Condamné à trois ans de prison par la cour intermédiaire pour possession de 14 tablettes de Subutex, Siven Rengasamy a obtenu une réduction de sa peine en appel. Le ministère public a consenti que la sentence est « on the high side », et les juges Eddy Balancy et Saheed Bhaukaurally sont d’avis qu’une sentence d’une année est plus adaptée.
Siven Rengasamy avait été condamné en cour intermédiaire à trois ans de prison pour possession de 14 tablettes de Buprenorphine (Subutex) sous les articles 21 (1), 29 (1) (a) et 47 (5) (a) de la Dangerous Drugs Act. Il avait décidé de contester la décision de la cour de première instance devant les juges Eddy Balancy et Saheed Bhaukaurally siégeant en appel.
Il a retenu les services de Mes Seeballuck (avocate) et Venkatasamy-Ramloll (avouée) pour les besoins d’appel. Une seule voie de recours a été soulevée par l’appelant disant que la sentence est « manifestly harsh and excessive ». Il en ressort que l’appelant a un antécédent criminel pour possession de drogue. Selon l’avocate, le magistrat a surévalué le délit et devrait diminuer la sentence de cinq ans de deux ans à cause des mitigating factors de l’affaire. Selon elle, son client devrait se voir offrir la chance de se réhabiliter étant donné qu’il n’est qu’un consommateur.
L’avocate a déclaré que le magistrat aurait dû prendre en considération l’article 34 (2) de la Dangerous Drugs Act. Celui-ci stipule que « before passing a sentence of imprisonment under subsection (1), the Court, where it considers this to be appropriate, explain to the convicted person that, if he undertakes to co-operate in order to be cured of his addiction, the Court, instead of sentencing him to imprisonment, may order him to undergo, at such institution as may be prescribed and for such period not exceeding 3 years as the Court may determine, such treatment, education, after care, rehabilitation or social reintegration as the Court thinks appropriate and if he so undertakes, the Court may order accordingly. »
Le ministère public a souligné que l’article 34 (2) ne peut être considéré dans ce cas précis car l’appelant n’a pas été poursuivi sous l’article 34 (1).

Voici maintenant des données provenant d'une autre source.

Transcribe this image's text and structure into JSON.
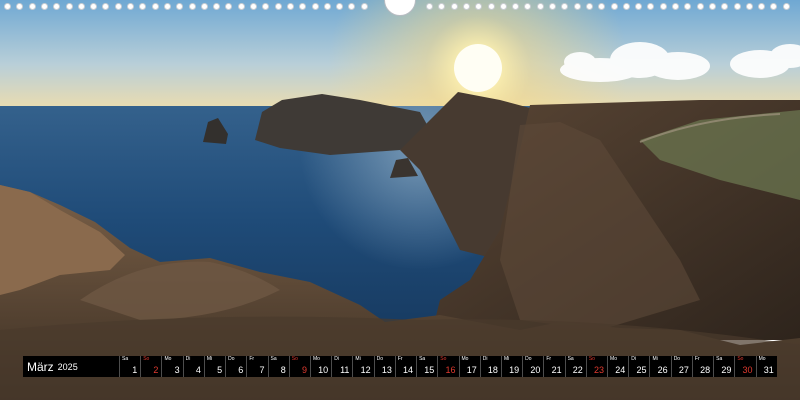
{
  "calendar": {
    "month": "März",
    "year": "2025",
    "days": [
      {
        "dow": "Sa",
        "num": "1"
      },
      {
        "dow": "So",
        "num": "2",
        "weekend": true
      },
      {
        "dow": "Mo",
        "num": "3"
      },
      {
        "dow": "Di",
        "num": "4"
      },
      {
        "dow": "Mi",
        "num": "5"
      },
      {
        "dow": "Do",
        "num": "6"
      },
      {
        "dow": "Fr",
        "num": "7"
      },
      {
        "dow": "Sa",
        "num": "8"
      },
      {
        "dow": "So",
        "num": "9",
        "weekend": true
      },
      {
        "dow": "Mo",
        "num": "10"
      },
      {
        "dow": "Di",
        "num": "11"
      },
      {
        "dow": "Mi",
        "num": "12"
      },
      {
        "dow": "Do",
        "num": "13"
      },
      {
        "dow": "Fr",
        "num": "14"
      },
      {
        "dow": "Sa",
        "num": "15"
      },
      {
        "dow": "So",
        "num": "16",
        "weekend": true
      },
      {
        "dow": "Mo",
        "num": "17"
      },
      {
        "dow": "Di",
        "num": "18"
      },
      {
        "dow": "Mi",
        "num": "19"
      },
      {
        "dow": "Do",
        "num": "20"
      },
      {
        "dow": "Fr",
        "num": "21"
      },
      {
        "dow": "Sa",
        "num": "22"
      },
      {
        "dow": "So",
        "num": "23",
        "weekend": true
      },
      {
        "dow": "Mo",
        "num": "24"
      },
      {
        "dow": "Di",
        "num": "25"
      },
      {
        "dow": "Mi",
        "num": "26"
      },
      {
        "dow": "Do",
        "num": "27"
      },
      {
        "dow": "Fr",
        "num": "28"
      },
      {
        "dow": "Sa",
        "num": "29"
      },
      {
        "dow": "So",
        "num": "30",
        "weekend": true
      },
      {
        "dow": "Mo",
        "num": "31"
      }
    ]
  },
  "colors": {
    "weekend": "#e03a2f",
    "bar": "#000000",
    "sea": "#1f4d7a",
    "sky": "#9cc3de",
    "sun": "#fff6c8",
    "cliff": "#4e3d2f"
  },
  "photo_subject": "coastal-cliffs-sunset"
}
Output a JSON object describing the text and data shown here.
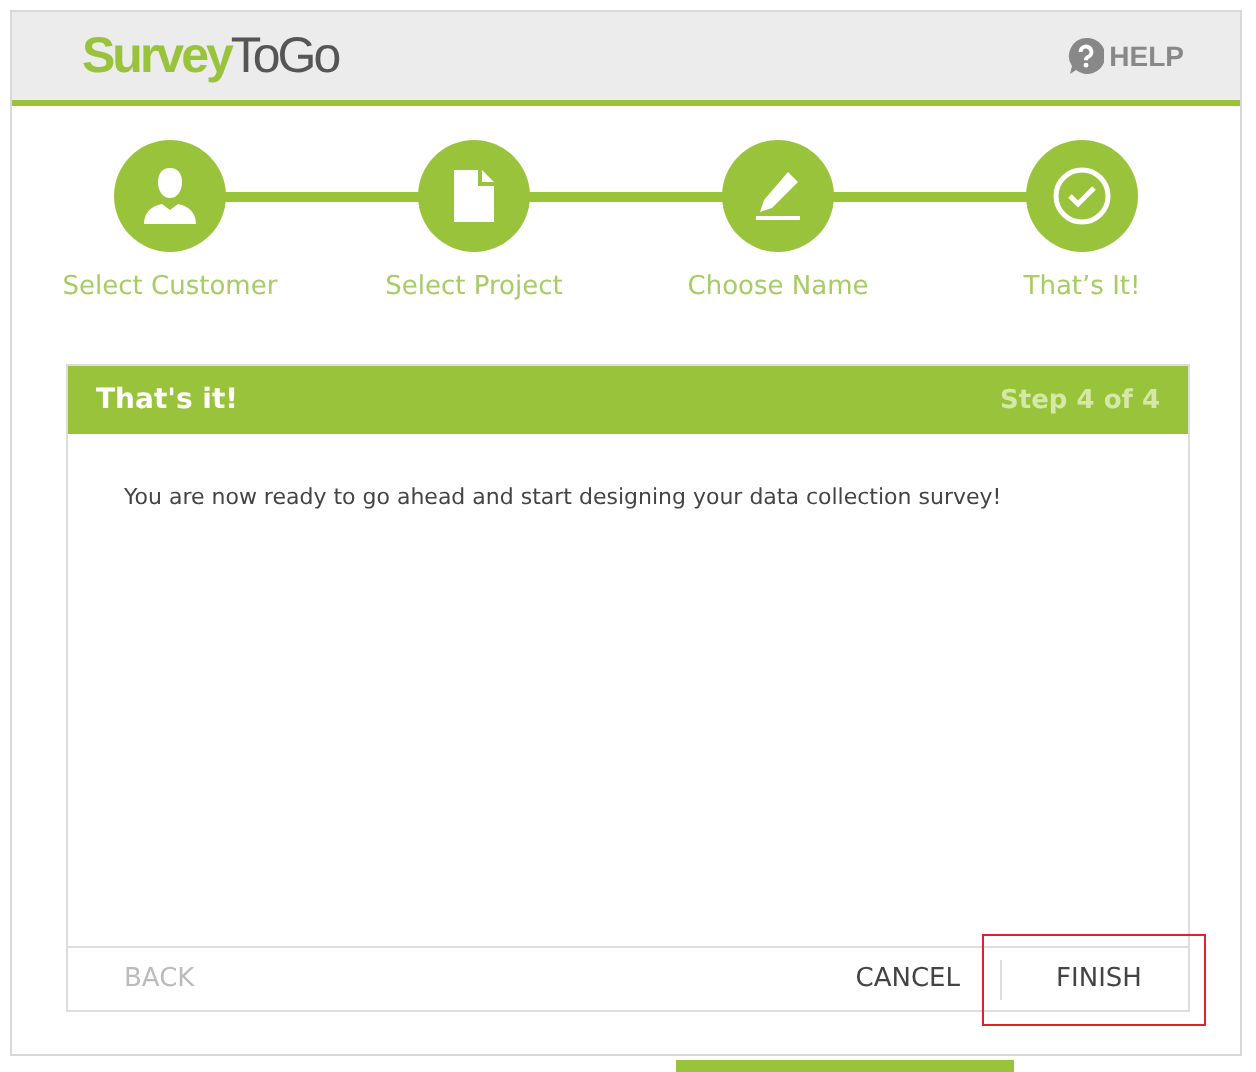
{
  "header": {
    "logo": {
      "primary": "Survey",
      "secondary": "ToGo"
    },
    "help": "HELP"
  },
  "steps": [
    {
      "label": "Select Customer",
      "kind": "person",
      "completed": true
    },
    {
      "label": "Select Project",
      "kind": "document",
      "completed": true
    },
    {
      "label": "Choose Name",
      "kind": "pencil",
      "completed": true
    },
    {
      "label": "That’s It!",
      "kind": "check",
      "completed": true
    }
  ],
  "panel": {
    "title": "That's it!",
    "step": "Step 4 of 4",
    "message": "You are now ready to go ahead and start designing your data collection survey!"
  },
  "footer": {
    "back": {
      "label": "BACK",
      "disabled": true
    },
    "cancel": {
      "label": "CANCEL",
      "disabled": false
    },
    "finish": {
      "label": "FINISH",
      "disabled": false,
      "highlighted": true
    }
  }
}
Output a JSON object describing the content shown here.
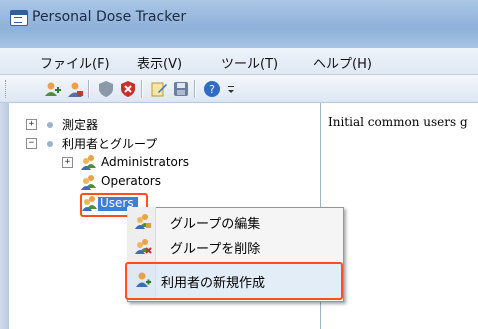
{
  "window": {
    "title": "Personal Dose Tracker"
  },
  "menu": [
    {
      "label": "ファイル(F)"
    },
    {
      "label": "表示(V)"
    },
    {
      "label": "ツール(T)"
    },
    {
      "label": "ヘルプ(H)"
    }
  ],
  "toolbar": {
    "icons": [
      "add-user-icon",
      "user-icon",
      "shield-icon",
      "shield-delete-icon",
      "edit-icon",
      "disk-icon",
      "help-icon",
      "dropdown-icon"
    ]
  },
  "tree": {
    "items": [
      {
        "label": "測定器"
      },
      {
        "label": "利用者とグループ"
      },
      {
        "label": "Administrators"
      },
      {
        "label": "Operators"
      },
      {
        "label": "Users"
      }
    ]
  },
  "details": {
    "text": "Initial common users g"
  },
  "context_menu": {
    "items": [
      {
        "label": "グループの編集"
      },
      {
        "label": "グループを削除"
      },
      {
        "label": "利用者の新規作成"
      }
    ]
  },
  "colors": {
    "highlight_border": "#ff4e1f",
    "selection": "#3d7fd6"
  }
}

L’avocate du parquet a soutenu qu’elle pense aussi que la sentence de trois ans est « on the high side ». Elle est d’avis qu’une peine d’un an à 18 mois serait plus adaptée compte tenu des circonstances.
Les juges Eddy Balancy et Saheed Bhaukaurally ont soutenu que la magistrate a eu raison de prendre au sérieux de l’infraction et de considérer une peine privative de liberté. L’appelant a été trouvé en train de marcher à Plaine-Verte avec un nombre important de Subutex, deux semaines après avoir été condamné à payer une amende de Rs 75 000 pour possession de drogues par la Cour intermédiaire. Ils sont d’avis qu’une ordonnance de réhabilitation n’aurait pas servi à grand-chose dans le cas de l’appelant.
La Criminal Court of Appeal a statué qu’une sentence d’une année au lieu de trois ans serait plus appropriée.